Agora mesmo, as três zonas mais perigosas do planeta são o Médio Oriente, a Europa Oriental e as costas que banham a China (Mar da China Oriental e Mar da China Meridional). Nas três se confrontam os interesses de Washington, Pequim, e Moscou. Com exceção das costas chinesas as guerras foram impostas, com diferentes intensidades, e aqui, na Ásia, a nova orientação belicista do governo de Shinzo Abe não permite optimismos nem poderia ocorrer sem o aval prévio do governo norte-americano. A renúncia ao pacifismo consagrado pela velha Constituição nipónica (princípio pacificador imposto pelos Estados Unidos no pós-guerra) ilustra bem a nova tentação de Washington, e anuncia uma viragem estratégica na política do Japão que responde mais aos anseios dos Estados Unidos que aos seus próprios, visto que a China, para além da defesa dos seus interesses e da reivindicação de algumas ilhotas da sua frente marítima, não mostrou o menor sinal de agressividade para com o Japão nem mobilizou o seu exército, ainda que tenha manifestado a sua preferência pelos partidos políticos japoneses e os sectores empresariais que se opõem a Abe. As últimas iniciativas chinesas no seio dos BRICS, como a criação do Asian Infrastructure Investment Bank, (AIIB na sua sigla inglesa) que terá a sua sede em Pequim e pode tornar-se uma alternativa ao Banco Mundial e ao FMI, foram sabotadas por Washington, que forçou o Japão, a Coreia do Sul e a Indonésia a não se juntarem ao projeto. A visita de Xi Jinping a Seul (onde os sucessivos governos e os partidos mantêm uma grande desconfiança histórica em relação ao Japão) foi interpretada por Washington como uma tentativa chinesa de debilitar o tridente que agrupa os Estados Unidos, o Japão e a Coreia do Sul, e constitui o eixo central das alianças norte-americanas na região Ásia-Pacífico.

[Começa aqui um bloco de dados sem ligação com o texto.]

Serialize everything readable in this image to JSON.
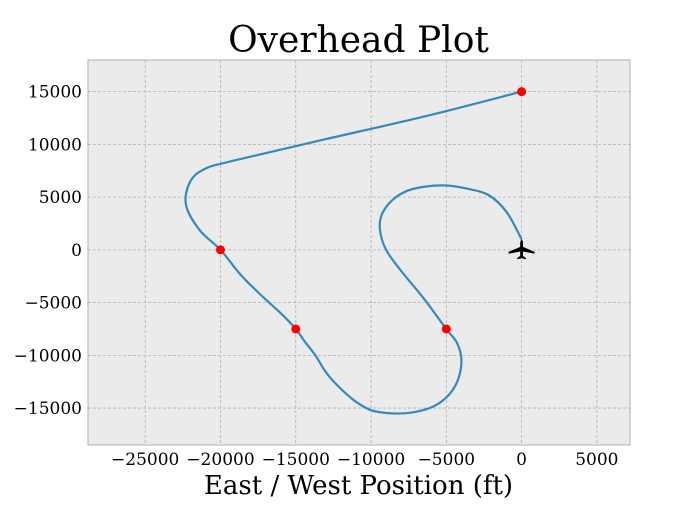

No Médio Oriente, os Estados Unidos continuam a apoiar-se na Arábia Saudita e no Egito, confrontam-se com o poder regional do Irão e transigem com uma Turquia que, se bem que aliada formal da OTAN tem os seus próprios interesses e exerce um papel cada vez mais autónomo na região. O desastre estratégico das guerras lançadas por George W Bush criou um caos regional (Iraque, Afeganistão, Paquistão, Síria), que se estendeu ao Iémen, enquanto o governo de Obama, que foi incapaz de introduzir na discussão sobre o futuro da região a sangrenta ferida palestina, tem ainda de lidar com a agressividade de Israel. Quase três lustros depois da intervenção militar estadunidense no Médio Oriente foram destruídas sociedades onde imperava o laicismo e se tinha iniciado o desenvolvimento, e foi criado uma realidade de guerras de controlo, de morte e destruição, de desenvolvimento do fanatismo religioso e explosão do terrorismo.
Para a Ucrânia, Washington seguiu um minucioso guião para o qual arrastou a União Europeia: primeiro organizaram a ajuda a Maidan e a provocação dos franco-atiradores de Kiev; depois incentivaram o golpe de estado contra Yanukovitch; por último, lançaram a operação de castigo contra os opositores do golpe de estado, que degenerou numa guerra civil no Este deste país, com episódios de provocação como o suspeito derrube do avião da Malásia Airlines, MH17, que Washington já não tem interesse em esclarecer. Os Estados Unidos suspiram pela dependente política externa de Moscou dos anos de Yeltsin e Kozirev e, perante a nova orientação estratégica de Putin (que resiste à intromissão norte-americana mas quer manter boas relações com Bruxelas), conseguiram impor à União Europeia a sua política de acosso a Moscou. Washington e Bruxelas impuseram até agora sete vagas de sanções contra a Rússia com especial ênfase nos interesses desta no negócio do petróleo e do gás, na indústria de armamento e nas instituições financeiras russas. As apressadas exigências norte-americanas chegam ao ponto de, torpemente, apresentarem novas sanções: assim, a ruptura da trégua por Kiev foi seguida da adopção de novas represálias a Moscou, «por causa da escalada de violência na Ucrânia», ainda que tivesse a pedra grega no sapato. Se até Janeiro de 2015 a União Europeia estudava um relaxamento das sanções à Rússia, a ofensiva de Poroshenko (com o total aval de norte-americano) mudou por completo a situação. Washington quere prejudicar as trocas comerciais entre a União Europeia e a Rússia, dificultar a expansão «da nova rota da seda» entre a China e a Europa e, na medida do possível, torpedear a relação entre Moscou e Pequim.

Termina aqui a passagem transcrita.